07/02/2010 - Carta ao Saci
Caro Saci-Pererê,
Eu sei que o senhor anda muito ocupado com essas coisas de folclore, mas alguém que lhe quer bem precisa dos seus serviços. E não falo de dar nó em crista de cavalo, tampouco fazer redemoinho no meio do quintal. O senhor precisa, na verdade, usar todo feitiço que há nesse cachimbo que leva na boca para ajudar quem tanto ajudou a mantê-lo vivo por anos e anos de descrença. Pode vir sem medo. Graças aos causos contados incontáveis vezes todos nós já estão mais do que acostumados com a sua presença. Ninguém vai se assustar ou lhe importunar.
Ah! A coisa é grave, por isso, melhor não vir sozinho. Traga também a Mula-Sem-Cabeça, o Boitatá e o Lobisomem do Morro. Vale apelar também para a bruxaria que ronda a Porca de Sete Leitões, a Mãe-De-Ouro e as Moitas de Capim que fazem careta em céus de lua cheia. Que venham todos, inclusive aquele Tambor que rolava pelo terreiro quando o relógio batia meia-noite. E como não há mais tempo a perder, venham na charrete puxada por Faísca, aquela égua arisca que corria mais do que a dona Maria Fumaça.
E como toda reza é válida, convoque a Procissão de Esqueletos da Sexta-Feira Santa. Chame aquele Jacaré de tantos palmos que foi arrastado por ele sítio adentro, aquele Tatu que ele viu descarrilar um trem, aquele bode que ele imitava e aquele burrico que pulou uma semana depois que teve seu foucinho mordido pelo homem que agora precisa tanto, mas tanto do senhor. Junte os Macacos que foram de cavalo à fazenda e o Monstro que gritava “to com fome, to com fome” atrapalhando a caçada dos compadres. Todos, mais uma vez, serão bem-vindos.

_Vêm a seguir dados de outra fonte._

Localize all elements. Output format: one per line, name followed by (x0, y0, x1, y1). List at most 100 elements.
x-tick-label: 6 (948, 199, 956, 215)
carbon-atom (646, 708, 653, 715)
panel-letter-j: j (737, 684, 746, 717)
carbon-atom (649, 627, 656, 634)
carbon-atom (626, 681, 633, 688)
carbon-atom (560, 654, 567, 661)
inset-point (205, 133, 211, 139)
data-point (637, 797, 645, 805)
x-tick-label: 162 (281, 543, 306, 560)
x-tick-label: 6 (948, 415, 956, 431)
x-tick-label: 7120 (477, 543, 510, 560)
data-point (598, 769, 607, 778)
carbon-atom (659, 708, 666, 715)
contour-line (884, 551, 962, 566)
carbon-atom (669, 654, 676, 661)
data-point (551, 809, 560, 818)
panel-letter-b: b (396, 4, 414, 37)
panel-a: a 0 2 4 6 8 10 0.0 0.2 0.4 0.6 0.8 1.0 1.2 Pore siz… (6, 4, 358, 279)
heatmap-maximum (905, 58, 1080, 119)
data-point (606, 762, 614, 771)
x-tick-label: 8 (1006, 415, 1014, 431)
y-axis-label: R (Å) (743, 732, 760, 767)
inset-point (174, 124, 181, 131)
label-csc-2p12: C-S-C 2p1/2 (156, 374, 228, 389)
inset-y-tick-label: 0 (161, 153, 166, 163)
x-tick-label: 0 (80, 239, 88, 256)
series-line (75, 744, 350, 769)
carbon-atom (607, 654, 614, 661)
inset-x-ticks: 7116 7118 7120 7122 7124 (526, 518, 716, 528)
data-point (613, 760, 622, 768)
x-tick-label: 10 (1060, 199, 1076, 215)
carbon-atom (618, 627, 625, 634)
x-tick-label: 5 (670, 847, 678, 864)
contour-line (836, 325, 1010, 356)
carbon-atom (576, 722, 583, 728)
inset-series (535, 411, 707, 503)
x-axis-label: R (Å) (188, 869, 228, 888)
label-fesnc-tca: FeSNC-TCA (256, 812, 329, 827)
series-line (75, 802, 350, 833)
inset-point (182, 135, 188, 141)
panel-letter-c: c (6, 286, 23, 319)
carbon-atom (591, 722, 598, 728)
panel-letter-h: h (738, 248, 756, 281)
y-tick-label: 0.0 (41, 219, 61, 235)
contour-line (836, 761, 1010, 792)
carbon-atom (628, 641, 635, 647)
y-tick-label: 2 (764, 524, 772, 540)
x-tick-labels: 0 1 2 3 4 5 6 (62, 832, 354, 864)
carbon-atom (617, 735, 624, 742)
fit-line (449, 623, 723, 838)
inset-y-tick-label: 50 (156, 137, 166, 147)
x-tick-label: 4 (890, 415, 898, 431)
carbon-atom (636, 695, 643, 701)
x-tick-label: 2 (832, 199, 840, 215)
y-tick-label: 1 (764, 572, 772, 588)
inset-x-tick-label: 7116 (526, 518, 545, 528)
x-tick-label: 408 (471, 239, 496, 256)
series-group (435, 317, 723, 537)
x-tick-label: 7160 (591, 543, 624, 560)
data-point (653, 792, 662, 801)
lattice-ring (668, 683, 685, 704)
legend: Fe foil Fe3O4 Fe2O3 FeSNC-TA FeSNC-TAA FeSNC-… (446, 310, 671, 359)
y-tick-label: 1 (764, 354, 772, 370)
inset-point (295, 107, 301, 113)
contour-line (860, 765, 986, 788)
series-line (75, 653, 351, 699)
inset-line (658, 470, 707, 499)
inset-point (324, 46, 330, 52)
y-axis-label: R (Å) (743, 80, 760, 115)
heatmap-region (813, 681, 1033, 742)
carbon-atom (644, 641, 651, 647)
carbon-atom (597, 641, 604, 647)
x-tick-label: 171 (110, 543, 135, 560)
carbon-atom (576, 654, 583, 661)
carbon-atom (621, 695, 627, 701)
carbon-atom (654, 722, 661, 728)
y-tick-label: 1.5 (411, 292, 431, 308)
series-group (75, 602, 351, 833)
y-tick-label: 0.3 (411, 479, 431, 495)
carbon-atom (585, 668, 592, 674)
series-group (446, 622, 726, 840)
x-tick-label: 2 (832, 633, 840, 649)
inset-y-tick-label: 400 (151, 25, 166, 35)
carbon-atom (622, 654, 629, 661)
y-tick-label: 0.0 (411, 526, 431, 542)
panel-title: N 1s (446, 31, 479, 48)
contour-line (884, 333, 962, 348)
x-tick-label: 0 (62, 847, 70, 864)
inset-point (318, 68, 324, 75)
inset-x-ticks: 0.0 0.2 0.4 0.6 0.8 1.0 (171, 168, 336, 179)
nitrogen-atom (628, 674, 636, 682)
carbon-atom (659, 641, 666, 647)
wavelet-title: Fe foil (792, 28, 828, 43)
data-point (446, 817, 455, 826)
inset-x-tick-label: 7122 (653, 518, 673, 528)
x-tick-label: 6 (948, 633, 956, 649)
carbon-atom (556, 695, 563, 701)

Pelo amor de Deus, traga consigo, senhor Saci, todo encanto que encontrar por essa estrada que já vai longe. Afinal, toda encantaria será de grande valia para ajudar o homem que viveu intensamente e apaixonadamente essas e outras histórias. Eu não queria falar isso nunca, mas há algo errado com a cabeça dele, bem lá onde o senhor e seus parceiros de assombração habitam há quase oitenta anos. Para que nós todos não sejamos transformados em simples lendas eu espero poder contar com os seus préstimos.
Cordialmente,
Daniel Barbosa Campos
Observação do autor: O senhor Liberato de Lima Barbosa (vô Líbio), um homem povoado de histórias e criaturas fantásticas, vive um momento difícil em relação à saúde. Que toda poesia e magia que ele espalha desde sempre possam lhe ajudar a sair dessa arapuca do destino.